I am running a program which needs to query a lot of single rows from a database. I have a list of (ticker,timestamp) pairs (in a pandas DataFrame) and I need to retrieve their corresponding price from a database. Right now, I am using pandas' .apply() to run a query against the database for every row in the pandas DataFrame. That is sequential. I find that that is too slow when I have too much data and was wondering how to improve the performance.
I see two methods, one that I think I prefer but I do not understand well.

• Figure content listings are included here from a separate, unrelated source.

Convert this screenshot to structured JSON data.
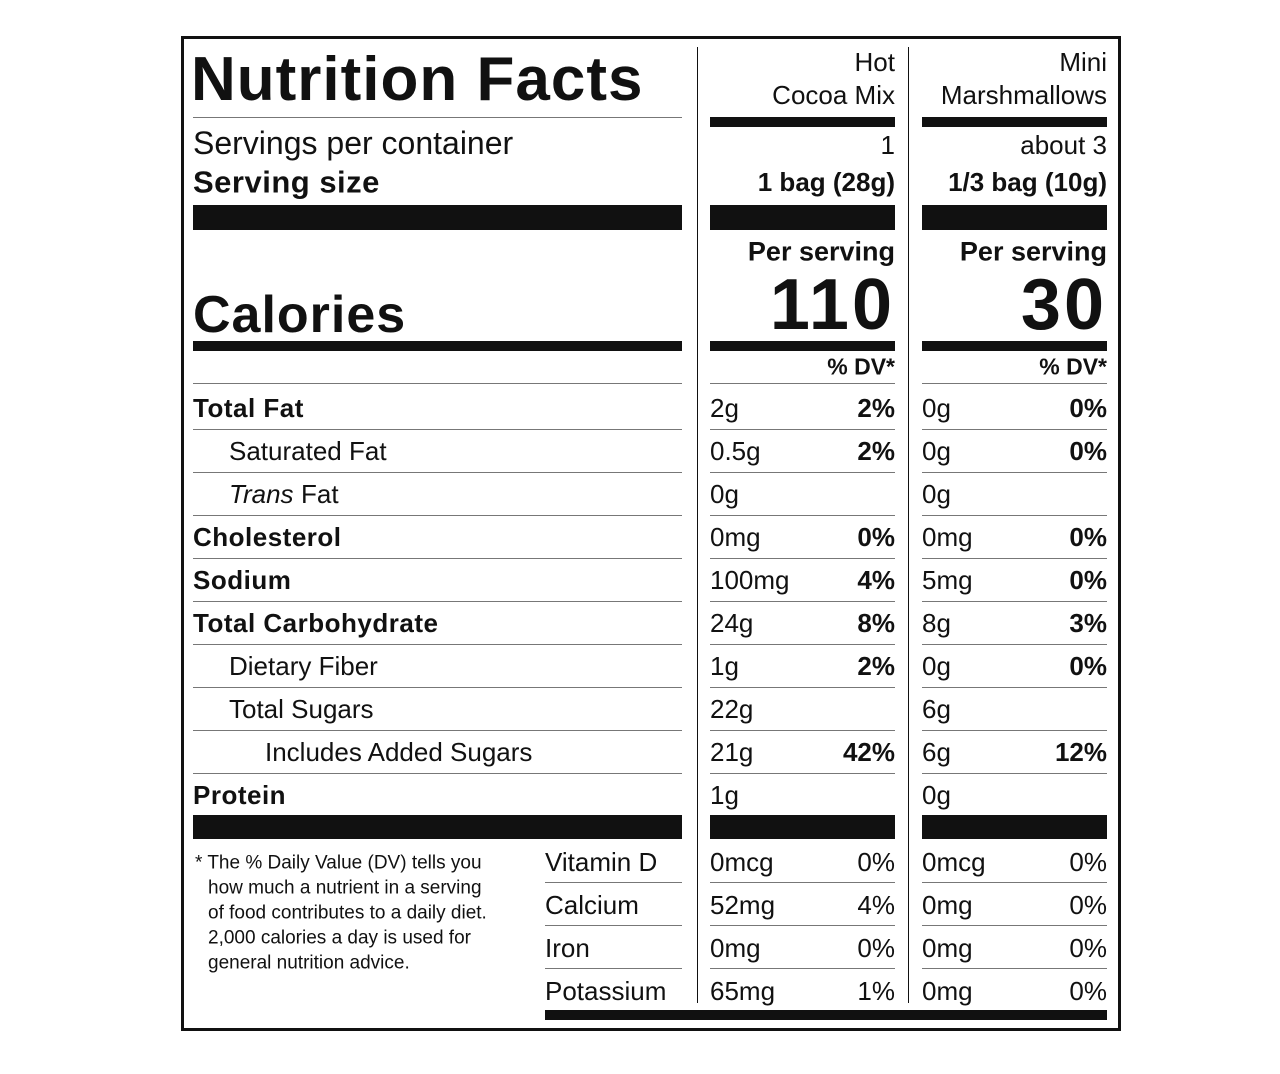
{
  "title": "Nutrition Facts",
  "servings_label": "Servings per container",
  "serving_size_label": "Serving size",
  "calories_label": "Calories",
  "columns": [
    {
      "name": [
        "Hot",
        "Cocoa Mix"
      ],
      "servings": "1",
      "serving_size": "1 bag (28g)",
      "per_serving": "Per serving",
      "calories": "110",
      "dv_header": "% DV*"
    },
    {
      "name": [
        "Mini",
        "Marshmallows"
      ],
      "servings": "about 3",
      "serving_size": "1/3 bag (10g)",
      "per_serving": "Per serving",
      "calories": "30",
      "dv_header": "% DV*"
    }
  ],
  "nutrients": [
    {
      "label": "Total Fat",
      "values": [
        {
          "amount": "2g",
          "dv": "2%"
        },
        {
          "amount": "0g",
          "dv": "0%"
        }
      ]
    },
    {
      "label": "Saturated Fat",
      "values": [
        {
          "amount": "0.5g",
          "dv": "2%"
        },
        {
          "amount": "0g",
          "dv": "0%"
        }
      ]
    },
    {
      "label_italic": "Trans",
      "label": "Fat",
      "values": [
        {
          "amount": "0g"
        },
        {
          "amount": "0g"
        }
      ]
    },
    {
      "label": "Cholesterol",
      "values": [
        {
          "amount": "0mg",
          "dv": "0%"
        },
        {
          "amount": "0mg",
          "dv": "0%"
        }
      ]
    },
    {
      "label": "Sodium",
      "values": [
        {
          "amount": "100mg",
          "dv": "4%"
        },
        {
          "amount": "5mg",
          "dv": "0%"
        }
      ]
    },
    {
      "label": "Total Carbohydrate",
      "values": [
        {
          "amount": "24g",
          "dv": "8%"
        },
        {
          "amount": "8g",
          "dv": "3%"
        }
      ]
    },
    {
      "label": "Dietary Fiber",
      "values": [
        {
          "amount": "1g",
          "dv": "2%"
        },
        {
          "amount": "0g",
          "dv": "0%"
        }
      ]
    },
    {
      "label": "Total Sugars",
      "values": [
        {
          "amount": "22g"
        },
        {
          "amount": "6g"
        }
      ]
    },
    {
      "label": "Includes Added Sugars",
      "values": [
        {
          "amount": "21g",
          "dv": "42%"
        },
        {
          "amount": "6g",
          "dv": "12%"
        }
      ]
    },
    {
      "label": "Protein",
      "values": [
        {
          "amount": "1g"
        },
        {
          "amount": "0g"
        }
      ]
    }
  ],
  "vitamins": [
    {
      "label": "Vitamin D",
      "values": [
        {
          "amount": "0mcg",
          "dv": "0%"
        },
        {
          "amount": "0mcg",
          "dv": "0%"
        }
      ]
    },
    {
      "label": "Calcium",
      "values": [
        {
          "amount": "52mg",
          "dv": "4%"
        },
        {
          "amount": "0mg",
          "dv": "0%"
        }
      ]
    },
    {
      "label": "Iron",
      "values": [
        {
          "amount": "0mg",
          "dv": "0%"
        },
        {
          "amount": "0mg",
          "dv": "0%"
        }
      ]
    },
    {
      "label": "Potassium",
      "values": [
        {
          "amount": "65mg",
          "dv": "1%"
        },
        {
          "amount": "0mg",
          "dv": "0%"
        }
      ]
    }
  ],
  "footnote": [
    "* The % Daily Value (DV) tells you",
    "how much a nutrient in a serving",
    "of food contributes to a daily diet.",
    "2,000 calories a day is used for",
    "general nutrition advice."
  ]
}
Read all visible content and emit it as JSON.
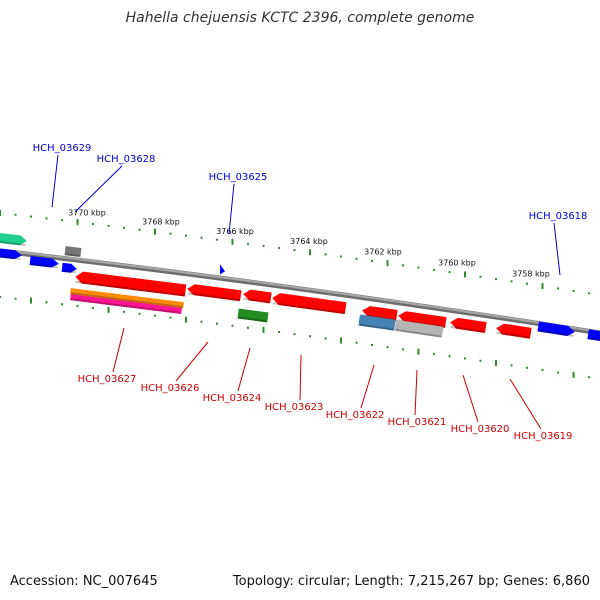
{
  "title": "Hahella chejuensis KCTC 2396, complete genome",
  "footer": {
    "accession": "Accession: NC_007645",
    "stats": "Topology: circular; Length: 7,215,267 bp; Genes: 6,860"
  },
  "colors": {
    "backbone": "#8c8c8c",
    "ticks": "#2e8b2e",
    "forward_label": "#0000cc",
    "reverse_label": "#cc0000"
  },
  "kbp_labels": [
    "3770 kbp",
    "3768 kbp",
    "3766 kbp",
    "3764 kbp",
    "3762 kbp",
    "3760 kbp",
    "3758 kbp"
  ],
  "forward_genes": [
    {
      "id": "HCH_03629",
      "color": "#0000ff"
    },
    {
      "id": "HCH_03628",
      "color": "#0000ff"
    },
    {
      "id": "HCH_03625",
      "color": "#0000ff"
    },
    {
      "id": "HCH_03618",
      "color": "#0000ff"
    }
  ],
  "reverse_genes": [
    {
      "id": "HCH_03627",
      "color": "#ff0000"
    },
    {
      "id": "HCH_03626",
      "color": "#ff0000"
    },
    {
      "id": "HCH_03624",
      "color": "#ff0000"
    },
    {
      "id": "HCH_03623",
      "color": "#ff0000"
    },
    {
      "id": "HCH_03622",
      "color": "#ff0000"
    },
    {
      "id": "HCH_03621",
      "color": "#ff0000"
    },
    {
      "id": "HCH_03620",
      "color": "#ff0000"
    },
    {
      "id": "HCH_03619",
      "color": "#ff0000"
    }
  ]
}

In one case, I can make one session.query(T).filter(...)
where I use
or_(
and_(
T.ticker == tickername[0],
T.timestamp == timestamp[0]
),
and_(
T.ticker == tickername[1],
T.timestamp == timestamp[1]
),
....
)
In the other case (that is the one I might prefer if there is an existing method of doing it), I would design one
q = session.query(T).filter(
and_(
T.ticker= tickername,
T.timestamp == timestamp
)
)
for each (ticker,timestamp) pair, and I run all the q's in parallel against the database (postgres).
I've tried the first method and it seems like there is a bottleneck somewhere that causes things to hang.
- htop shows that the process takes up 6.7% of the memory on the machine.
- sqlalchemy might be bottlenecking, but I don't know how to check that.
- postgres is using a lot of CPU% (htop shows 100% or under 100%), so maybe it is the one bottlenecking
I don't know of a better way to make a bulk query like this.